I am still trying to wrap my head around this. Da Man and I caught it on CNN at some odd hour this morning. When the report was over he looked at me and said, "What's wrong with you? Why do you look like that?" I guess I was sitting there with a what the...huh? look upon my face.
So how do I feel about it? I simply don't know. I mean, I totally dig wanting a child. *laughing because both of mine were surprise gifts from The Universe and a lesson not to buy over-the-counter birth control from Wal Mart*And on the one hand, maybe this is The Universe's miracle for that couple: The one chicka can't have babies and the man with a vajayjay can. I suppose it is miraculous, isn't it?
And the fact that he is a man in every other aspect doesn't bother me, meaning I don't care much *how* he became a man. What is so disconcerting for me is the image of a man being with child. It was so unnatural. Freakish one would have to say.
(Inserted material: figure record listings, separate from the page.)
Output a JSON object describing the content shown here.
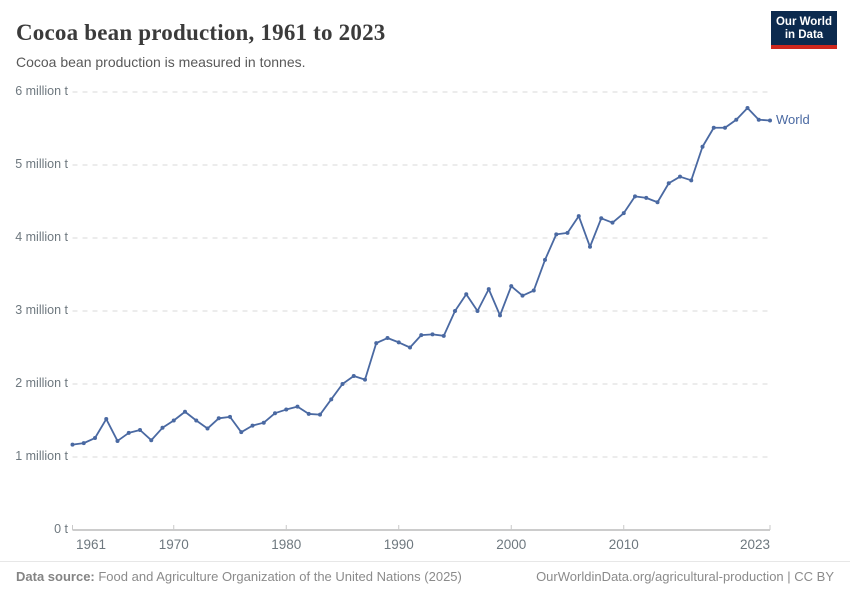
{
  "header": {
    "title": "Cocoa bean production, 1961 to 2023",
    "subtitle": "Cocoa bean production is measured in tonnes.",
    "logo": {
      "line1": "Our World",
      "line2": "in Data"
    }
  },
  "chart_data": {
    "type": "line",
    "title": "Cocoa bean production, 1961 to 2023",
    "unit": "tonnes",
    "xlabel": "",
    "ylabel": "",
    "xlim": [
      1961,
      2023
    ],
    "ylim": [
      0,
      6000000
    ],
    "grid": "horizontal-dashed",
    "legend_position": "end-of-line-label",
    "xticks": [
      1961,
      1970,
      1980,
      1990,
      2000,
      2010,
      2023
    ],
    "yticks": [
      {
        "value": 0,
        "label": "0 t"
      },
      {
        "value": 1000000,
        "label": "1 million t"
      },
      {
        "value": 2000000,
        "label": "2 million t"
      },
      {
        "value": 3000000,
        "label": "3 million t"
      },
      {
        "value": 4000000,
        "label": "4 million t"
      },
      {
        "value": 5000000,
        "label": "5 million t"
      },
      {
        "value": 6000000,
        "label": "6 million t"
      }
    ],
    "series": [
      {
        "name": "World",
        "color": "#4a69a2",
        "x": [
          1961,
          1962,
          1963,
          1964,
          1965,
          1966,
          1967,
          1968,
          1969,
          1970,
          1971,
          1972,
          1973,
          1974,
          1975,
          1976,
          1977,
          1978,
          1979,
          1980,
          1981,
          1982,
          1983,
          1984,
          1985,
          1986,
          1987,
          1988,
          1989,
          1990,
          1991,
          1992,
          1993,
          1994,
          1995,
          1996,
          1997,
          1998,
          1999,
          2000,
          2001,
          2002,
          2003,
          2004,
          2005,
          2006,
          2007,
          2008,
          2009,
          2010,
          2011,
          2012,
          2013,
          2014,
          2015,
          2016,
          2017,
          2018,
          2019,
          2020,
          2021,
          2022,
          2023
        ],
        "values": [
          1170000,
          1190000,
          1260000,
          1520000,
          1220000,
          1330000,
          1370000,
          1230000,
          1400000,
          1500000,
          1620000,
          1500000,
          1390000,
          1530000,
          1550000,
          1340000,
          1430000,
          1470000,
          1600000,
          1650000,
          1690000,
          1590000,
          1580000,
          1790000,
          2000000,
          2110000,
          2060000,
          2560000,
          2630000,
          2570000,
          2500000,
          2670000,
          2680000,
          2660000,
          3000000,
          3230000,
          3000000,
          3300000,
          2940000,
          3340000,
          3210000,
          3280000,
          3700000,
          4050000,
          4070000,
          4300000,
          3880000,
          4270000,
          4210000,
          4340000,
          4570000,
          4550000,
          4490000,
          4750000,
          4840000,
          4790000,
          5250000,
          5510000,
          5510000,
          5620000,
          5780000,
          5620000,
          5610000
        ]
      }
    ],
    "colors": {
      "line": "#4a69a2",
      "gridline": "#dadada",
      "axis": "#9a9a9a",
      "tick": "#c9c9c9",
      "tick_text": "#6e787f"
    }
  },
  "footer": {
    "source_label": "Data source:",
    "source_text": " Food and Agriculture Organization of the United Nations (2025)",
    "credit": "OurWorldinData.org/agricultural-production | CC BY"
  }
}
Da Man told me at one point that he would love to know what it was like to be pregnant, to feel the baby moving around inside of you, to know that you were giving life. And I suppose that it is awesome that finally at least one man will be able to know. I can understand how some men feel a little left out during pregnancy because there is no way to explain what it feels like and what emotions and such deep love come from simply knowing that there is a little tiny person growing inside of you.
At one point I said to Da Man, "So does that make his wife a lesbian? Since they met when he was a woman?" I am the first to admit that I am a bit ignorant of such things. And I'm still sitting here, trying to wrap my head around it.
He'll make millions, that's for sure, eh. Imagine. I'm seeing a Lifetime movie in his near future.